Identifying a Comparison Group 
In short, a matched-comparison group research design requires a matched-comparison group. For this, 


project staff relied on the work published in the 2014 internal memorandum to HISD Chief School Officers, 
“Identification of Homogenous School Clusters” (Chang, 2014; see Appendix B). For details on the 
advantages and tradeoffs of this approach, see the “Limitations” section of Appendix E. 

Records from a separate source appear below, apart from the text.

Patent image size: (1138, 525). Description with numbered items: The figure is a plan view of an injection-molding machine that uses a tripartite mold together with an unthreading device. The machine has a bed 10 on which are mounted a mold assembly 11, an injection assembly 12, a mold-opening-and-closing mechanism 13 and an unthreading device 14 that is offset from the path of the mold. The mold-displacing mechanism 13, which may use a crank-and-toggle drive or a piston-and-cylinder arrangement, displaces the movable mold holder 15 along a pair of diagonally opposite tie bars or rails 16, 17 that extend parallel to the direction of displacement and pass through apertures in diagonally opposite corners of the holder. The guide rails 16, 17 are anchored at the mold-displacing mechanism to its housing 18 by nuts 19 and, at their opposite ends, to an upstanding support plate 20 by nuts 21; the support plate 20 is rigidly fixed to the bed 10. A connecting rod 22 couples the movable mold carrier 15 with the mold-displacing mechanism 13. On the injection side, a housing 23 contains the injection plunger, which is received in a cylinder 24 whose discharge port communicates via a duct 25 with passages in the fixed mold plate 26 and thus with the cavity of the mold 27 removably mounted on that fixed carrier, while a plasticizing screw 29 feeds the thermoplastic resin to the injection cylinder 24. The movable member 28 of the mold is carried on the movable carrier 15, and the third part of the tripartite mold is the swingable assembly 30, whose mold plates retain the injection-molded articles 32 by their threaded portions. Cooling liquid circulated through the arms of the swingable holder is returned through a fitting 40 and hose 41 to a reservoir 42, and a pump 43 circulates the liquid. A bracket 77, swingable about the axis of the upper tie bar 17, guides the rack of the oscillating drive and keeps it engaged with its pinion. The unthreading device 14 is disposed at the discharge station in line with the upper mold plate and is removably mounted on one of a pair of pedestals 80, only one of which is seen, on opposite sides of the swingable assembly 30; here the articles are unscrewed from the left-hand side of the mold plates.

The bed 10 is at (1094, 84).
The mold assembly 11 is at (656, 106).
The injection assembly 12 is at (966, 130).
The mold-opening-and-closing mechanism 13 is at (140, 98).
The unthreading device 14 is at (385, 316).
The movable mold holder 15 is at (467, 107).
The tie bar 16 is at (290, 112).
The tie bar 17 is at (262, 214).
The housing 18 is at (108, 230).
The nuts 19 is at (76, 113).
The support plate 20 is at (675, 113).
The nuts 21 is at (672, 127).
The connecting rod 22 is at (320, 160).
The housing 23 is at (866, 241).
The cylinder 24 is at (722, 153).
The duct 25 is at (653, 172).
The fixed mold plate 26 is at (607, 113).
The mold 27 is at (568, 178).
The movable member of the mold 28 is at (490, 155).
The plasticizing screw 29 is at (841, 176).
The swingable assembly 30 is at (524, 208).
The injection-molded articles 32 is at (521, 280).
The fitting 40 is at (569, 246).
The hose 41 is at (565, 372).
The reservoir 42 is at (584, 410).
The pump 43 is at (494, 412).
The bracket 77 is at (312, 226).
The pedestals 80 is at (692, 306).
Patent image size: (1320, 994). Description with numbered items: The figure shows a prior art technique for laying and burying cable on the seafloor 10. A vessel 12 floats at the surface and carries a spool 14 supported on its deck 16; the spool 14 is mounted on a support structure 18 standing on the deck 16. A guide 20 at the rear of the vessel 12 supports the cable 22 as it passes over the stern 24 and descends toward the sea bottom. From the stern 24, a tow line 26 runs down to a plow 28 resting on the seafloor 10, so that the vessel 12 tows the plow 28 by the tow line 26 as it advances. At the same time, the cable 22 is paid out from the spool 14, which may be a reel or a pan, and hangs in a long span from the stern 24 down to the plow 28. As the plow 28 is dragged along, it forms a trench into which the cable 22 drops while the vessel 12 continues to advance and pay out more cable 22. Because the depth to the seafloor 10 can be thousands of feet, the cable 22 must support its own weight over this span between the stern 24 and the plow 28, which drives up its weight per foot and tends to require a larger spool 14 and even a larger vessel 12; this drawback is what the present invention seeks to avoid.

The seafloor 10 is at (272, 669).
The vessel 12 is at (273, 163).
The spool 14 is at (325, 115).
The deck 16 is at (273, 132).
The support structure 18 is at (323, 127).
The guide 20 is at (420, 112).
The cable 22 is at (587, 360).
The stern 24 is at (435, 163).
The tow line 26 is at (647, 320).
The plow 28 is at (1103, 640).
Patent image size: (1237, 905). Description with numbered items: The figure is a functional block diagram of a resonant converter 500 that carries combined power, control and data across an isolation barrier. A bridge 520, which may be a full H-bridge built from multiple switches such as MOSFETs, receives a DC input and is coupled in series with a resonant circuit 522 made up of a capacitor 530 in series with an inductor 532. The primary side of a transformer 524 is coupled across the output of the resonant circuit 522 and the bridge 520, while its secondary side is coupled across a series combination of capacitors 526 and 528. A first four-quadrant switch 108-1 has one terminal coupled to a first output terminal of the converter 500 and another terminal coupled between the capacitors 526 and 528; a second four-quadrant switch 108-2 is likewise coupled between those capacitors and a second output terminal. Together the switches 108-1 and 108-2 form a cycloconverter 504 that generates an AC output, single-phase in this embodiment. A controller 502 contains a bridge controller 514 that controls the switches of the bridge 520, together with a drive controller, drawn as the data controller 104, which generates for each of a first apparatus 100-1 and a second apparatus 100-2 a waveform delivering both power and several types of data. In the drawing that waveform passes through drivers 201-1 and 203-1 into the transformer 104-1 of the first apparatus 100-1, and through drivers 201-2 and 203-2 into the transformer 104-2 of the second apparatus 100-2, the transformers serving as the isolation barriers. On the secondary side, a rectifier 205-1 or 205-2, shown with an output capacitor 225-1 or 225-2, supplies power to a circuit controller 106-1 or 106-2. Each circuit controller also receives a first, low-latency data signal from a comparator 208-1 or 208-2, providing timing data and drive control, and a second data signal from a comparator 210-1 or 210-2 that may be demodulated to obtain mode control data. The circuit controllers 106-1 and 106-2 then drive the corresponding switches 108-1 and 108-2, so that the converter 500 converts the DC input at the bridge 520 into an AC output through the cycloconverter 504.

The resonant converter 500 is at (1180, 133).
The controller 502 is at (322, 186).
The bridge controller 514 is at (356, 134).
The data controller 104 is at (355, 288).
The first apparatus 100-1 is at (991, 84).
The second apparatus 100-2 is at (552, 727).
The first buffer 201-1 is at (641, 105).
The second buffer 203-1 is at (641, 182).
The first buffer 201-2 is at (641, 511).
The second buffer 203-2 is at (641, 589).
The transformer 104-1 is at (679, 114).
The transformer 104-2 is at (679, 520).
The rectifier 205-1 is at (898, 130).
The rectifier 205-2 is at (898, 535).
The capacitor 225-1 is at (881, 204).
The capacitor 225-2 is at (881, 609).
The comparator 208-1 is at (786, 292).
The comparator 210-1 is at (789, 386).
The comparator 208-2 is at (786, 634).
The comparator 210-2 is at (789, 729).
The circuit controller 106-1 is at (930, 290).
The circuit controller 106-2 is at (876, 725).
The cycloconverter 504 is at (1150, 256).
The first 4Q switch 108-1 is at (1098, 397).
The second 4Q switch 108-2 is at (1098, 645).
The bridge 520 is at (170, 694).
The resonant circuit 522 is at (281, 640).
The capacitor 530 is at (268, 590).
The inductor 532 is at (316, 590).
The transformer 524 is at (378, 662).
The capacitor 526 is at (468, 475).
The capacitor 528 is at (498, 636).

A “comparable school” was defined as a school serving the same grade levels, with similar enrollment size, 
and similar relationships between the following indicators in 2012-2013: Students identified as 
economically disadvantaged (%), students identified as at risk (%), annual student mobility rate (%), 
students who are zoned for the school (%), students identified as English Language Learners (%), students 
identified as African American, Hispanic, and White (%). Figure 4 illustrates the steps to identify the 
matched-comparison group from among the 283 schools in HISD during the grant period (2012-2017). 
e Step 1: From the 283 schools initially considered, drop the six schools that did not exist in the baseline 
year for student data (PEIMS, 2013). 
e Step 2: From the 277 remaining, drop 84 schools that did not meet initial criteria for inclusion: 
Did not serve grades K-8 (n=23) 
Did not have comparable schools in HISD (n=60). Note: Garden Oaks Montessori and Wilson 
Montessori (K—8) were both dropped from the analytic sample due to this step, even though 
they participated in the TIF4 programming. 
o Did not have three years of student data (n=1; Dodson Elementary was closed after 2013 and 
its zoned students incorporated into the nearby Blackshear Elementary) 
e Step 3: From the 193 remaining, drop 45 schools that were not comparable to the TIF4 schools. 
e Step 4: The remaining 148 schools comprise the analytic sample for this analysis: 21 TIF4 project 
schools (also “treatment”), and 127 comparison schools: 
o 132 elementary schools (18 TIF4 schools and 114 comparison) 
o 16 middle schools (3 TIF4 schools and 13 comparison) 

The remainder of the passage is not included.